Continuance of Laws (No. 2) Act 1554
- Parliament of England
- Long title: An Act for the Continuance of certain Statutes.
- Citation: 1 & 2 Ph. & M. c. 16
- Territorial extent: England and Wales

Dates
- Royal assent: 16 January 1555
- Commencement: 12 November 1554
- Repealed: 28 July 1863

Other legislation
- Amends: See § Continued enactments
- Repealed by: Statute Law Revision Act 1863
- Relates to: Continuance of Laws Act 1536; Continuance of Laws (No. 2) Act 1536; Continuance of Laws (No. 3) Act 1536; Continuance of Laws Act 1539; Continuation of Laws Act 1541; Continuance of Laws Act 1545; Continuance of Laws Act 1551; Continuance of Acts Act 1553; Continuance of Laws Act 1553; Continuance of Laws Act 1554; Continuance of Laws Act 1555; Continuance of Laws Act 1557; Continuance of Laws Act 1558; See Expiring laws continuance acts;

Status: Repealed

Text of statute as originally enacted

= Continuance of Laws (No. 2) Act 1554 =

Act of the Parliament of England

The Continuance of Laws (No. 2) Act 1554 (1 & 2 Ph. & M. c. 16) was an act of the Parliament of England that continued various older enactments.

== Background ==
In the United Kingdom, acts of Parliament remain in force until expressly repealed. Many acts of parliament, however, contained time-limited sunset clauses, requiring legislation to revive enactments that had expired or to continue enactments that would otherwise expire.

== Provisions ==
=== Continued enactments ===
Section 1 of the act continued the Exportation Act 1530 (22 Hen. 8. c. 7), the Winding of Wool Act 1531 (23 Hen. 8. c. 17), the Killing Weanlings Act 1532 (24 Hen. 8. c. 9), and the Attaints Act 1531 (2 Hen. 8. c. 3), as continued by the Continuance of Laws Act 1536 (28 Hen. 8. c. 6), the Continuance of Laws (No. 2) Act 1536 (28 Hen. 8. c. 8) and the Continuance of Laws (No. 3) Act 1536 (28 Hen. 8. c. 9), and as continued by the Continuance of Laws Act 1539 (31 Hen. 8. c. 7), the Preservation of Woods Act 1543 (35 Hen. 8. c. 17), as continued by the Continuance of Laws Act 1545 (37 Hen. 8. c. 23), the Leather Act 1548 (2 & 3 Edw. 6. c. 9), the Buying Cattle Act 1549 (3 & 4 Edw. 6. c. 19), the Butter and Cheese Act 1549 (3 & 4 Edw. 6. c. 21), the Forestallers Act 1551 (5 & 6 Edw. 6. c. 14), as continued by the Continuance of Acts Act 1553 (7 Edw. 6. c. 11) and the Continuance of Laws Act 1553 (1 Mar. Sess. 2. c. 13), and the Riot Act 1553 (1 Mar. Sess. 2. c. 12), as continued by the Continuance of Laws Act 1554 (1 Mar. Sess. 3. c. 12) until the end of the next parliament.
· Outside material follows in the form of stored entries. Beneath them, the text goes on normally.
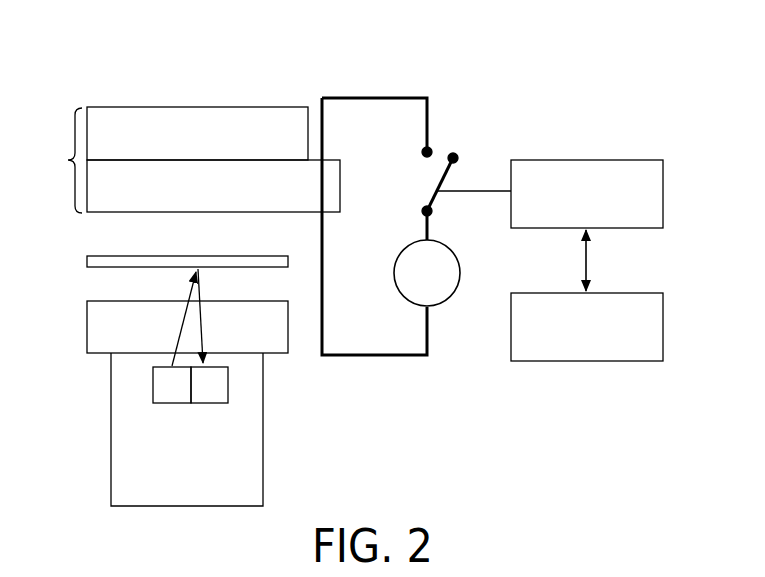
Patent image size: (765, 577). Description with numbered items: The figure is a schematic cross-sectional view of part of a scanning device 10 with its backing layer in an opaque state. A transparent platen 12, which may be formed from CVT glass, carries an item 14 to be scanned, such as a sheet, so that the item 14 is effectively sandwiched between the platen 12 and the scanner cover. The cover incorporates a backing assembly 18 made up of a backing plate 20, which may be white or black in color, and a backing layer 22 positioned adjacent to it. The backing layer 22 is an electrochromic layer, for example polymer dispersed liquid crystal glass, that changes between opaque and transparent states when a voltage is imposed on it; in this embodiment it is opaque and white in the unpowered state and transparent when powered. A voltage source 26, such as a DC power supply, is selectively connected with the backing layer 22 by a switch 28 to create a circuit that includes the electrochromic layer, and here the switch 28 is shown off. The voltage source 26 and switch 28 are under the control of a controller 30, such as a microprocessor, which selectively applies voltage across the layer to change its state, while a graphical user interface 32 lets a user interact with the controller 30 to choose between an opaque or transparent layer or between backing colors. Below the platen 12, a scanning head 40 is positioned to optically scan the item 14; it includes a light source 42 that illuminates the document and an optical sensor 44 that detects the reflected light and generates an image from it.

The scanning device 10 is at (226, 57).
The transparent platen 12 is at (83, 326).
The item 14 is at (83, 259).
The backing assembly 18 is at (214, 139).
The backing plate 20 is at (133, 97).
The backing layer 22 is at (310, 191).
The voltage source 26 is at (445, 310).
The switch 28 is at (446, 140).
The controller 30 is at (586, 155).
The graphical user interface 32 is at (586, 366).
The scanning head 40 is at (124, 425).
The light source 42 is at (164, 408).
The optical sensor 44 is at (216, 408).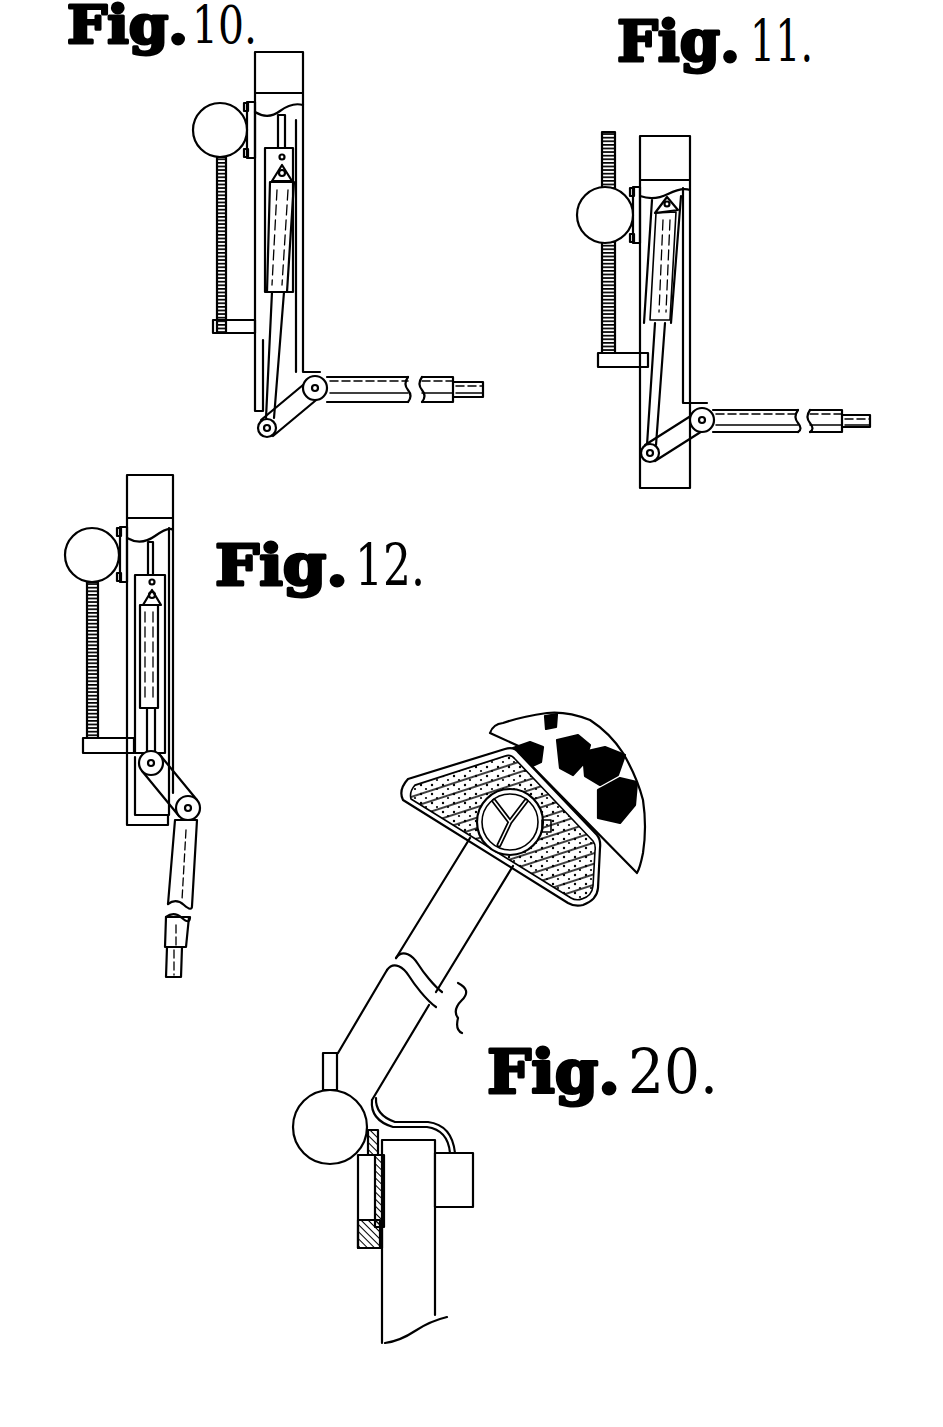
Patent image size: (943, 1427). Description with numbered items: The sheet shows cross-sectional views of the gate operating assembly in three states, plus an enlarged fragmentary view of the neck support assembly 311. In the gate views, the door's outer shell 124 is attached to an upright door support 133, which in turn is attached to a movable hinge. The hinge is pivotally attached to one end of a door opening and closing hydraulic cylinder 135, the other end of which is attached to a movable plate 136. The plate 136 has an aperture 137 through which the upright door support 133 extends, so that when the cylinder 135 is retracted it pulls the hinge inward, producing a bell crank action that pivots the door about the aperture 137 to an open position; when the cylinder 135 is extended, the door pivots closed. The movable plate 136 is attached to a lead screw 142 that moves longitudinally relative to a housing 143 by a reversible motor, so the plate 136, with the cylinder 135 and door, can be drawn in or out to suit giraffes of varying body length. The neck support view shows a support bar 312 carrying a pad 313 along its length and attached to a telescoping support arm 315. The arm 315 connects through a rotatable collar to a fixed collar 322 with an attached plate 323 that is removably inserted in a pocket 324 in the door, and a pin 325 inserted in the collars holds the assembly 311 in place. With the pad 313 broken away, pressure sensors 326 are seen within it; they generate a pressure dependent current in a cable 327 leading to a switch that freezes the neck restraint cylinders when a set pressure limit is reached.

In FIG. 10, the outer shell 124 is at (393, 380).
In FIG. 11, the outer shell 124 is at (782, 412).
In FIG. 10, the upright door support 133 is at (320, 400).
In FIG. 11, the upright door support 133 is at (713, 408).
In FIG. 10, the door opening and closing hydraulic cylinder 135 is at (278, 251).
In FIG. 12, the door opening and closing hydraulic cylinder 135 is at (152, 647).
In FIG. 10, the movable plate 136 is at (296, 178).
In FIG. 12, the movable plate 136 is at (159, 589).
In FIG. 10, the aperture 137 is at (327, 377).
In FIG. 10, the lead screw 142 is at (219, 262).
In FIG. 11, the lead screw 142 is at (602, 311).
In FIG. 12, the lead screw 142 is at (88, 663).
In FIG. 10, the housing 143 is at (193, 132).
In FIG. 11, the housing 143 is at (578, 218).
In FIG. 20, the neck support assembly 311 is at (486, 841).
In FIG. 20, the support bar 312 is at (462, 838).
In FIG. 20, the pad 313 is at (443, 787).
In FIG. 20, the telescoping support arm 315 is at (433, 928).
In FIG. 20, the fixed collar 322 is at (335, 1157).
In FIG. 20, the plate 323 is at (363, 1243).
In FIG. 20, the pocket 324 is at (367, 1197).
In FIG. 20, the pin 325 is at (322, 1070).
In FIG. 20, the pressure sensor 326 is at (484, 768).
In FIG. 20, the cable 327 is at (463, 1183).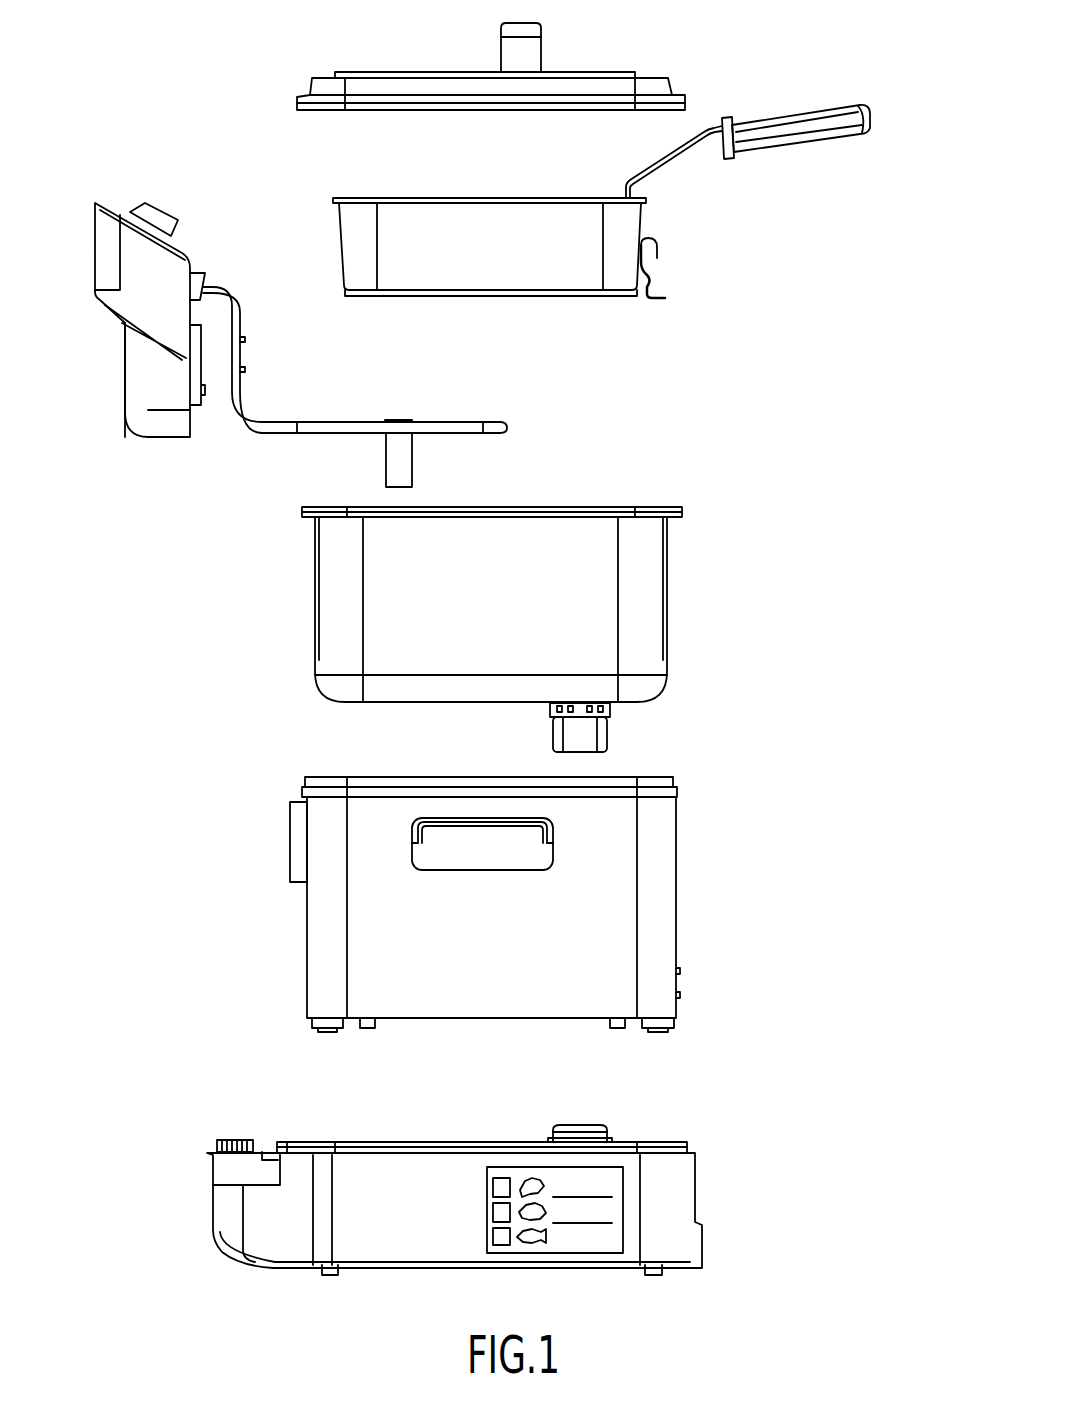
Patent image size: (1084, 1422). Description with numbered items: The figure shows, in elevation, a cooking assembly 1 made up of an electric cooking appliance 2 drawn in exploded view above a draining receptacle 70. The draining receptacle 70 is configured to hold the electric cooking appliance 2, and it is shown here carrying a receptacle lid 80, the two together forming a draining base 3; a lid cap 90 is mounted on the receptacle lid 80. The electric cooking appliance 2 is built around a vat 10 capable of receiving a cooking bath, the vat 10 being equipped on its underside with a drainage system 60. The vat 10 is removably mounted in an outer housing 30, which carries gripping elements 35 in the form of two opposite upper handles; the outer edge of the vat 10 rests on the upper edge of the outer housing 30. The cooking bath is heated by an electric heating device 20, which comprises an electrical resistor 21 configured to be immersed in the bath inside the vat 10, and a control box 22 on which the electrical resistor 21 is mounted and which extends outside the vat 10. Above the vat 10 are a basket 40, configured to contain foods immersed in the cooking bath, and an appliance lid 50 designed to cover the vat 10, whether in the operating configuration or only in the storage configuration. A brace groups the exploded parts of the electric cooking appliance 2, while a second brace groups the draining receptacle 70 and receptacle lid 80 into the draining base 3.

The cooking assembly 1 is at (160, 1026).
The electric cooking appliance 2 is at (872, 55).
The draining base 3 is at (872, 1120).
The vat 10 is at (283, 628).
The electric heating device 20 is at (232, 452).
The electrical resistor 21 is at (338, 422).
The control box 22 is at (110, 203).
The outer housing 30 is at (280, 928).
The gripping elements 35 is at (450, 855).
The basket 40 is at (675, 279).
The appliance lid 50 is at (617, 66).
The drainage system 60 is at (603, 735).
The draining receptacle 70 is at (397, 1240).
The receptacle lid 80 is at (376, 1142).
The lid cap 90 is at (585, 1125).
== Subsequent developments ==
The Select Committee on Temporary Laws, Expired or Expiring, appointed in 1796, inspected and considered all temporary laws, observing irregularities in the construction of expiring laws continuance acts, making recommendations and emphasising the importance of the Committee for Expired and Expiring Laws.

The whole act was repealed by section 1 of, and the schedule to, the Statute Law Revision Act 1863 (26 & 27 Vict. c. 125).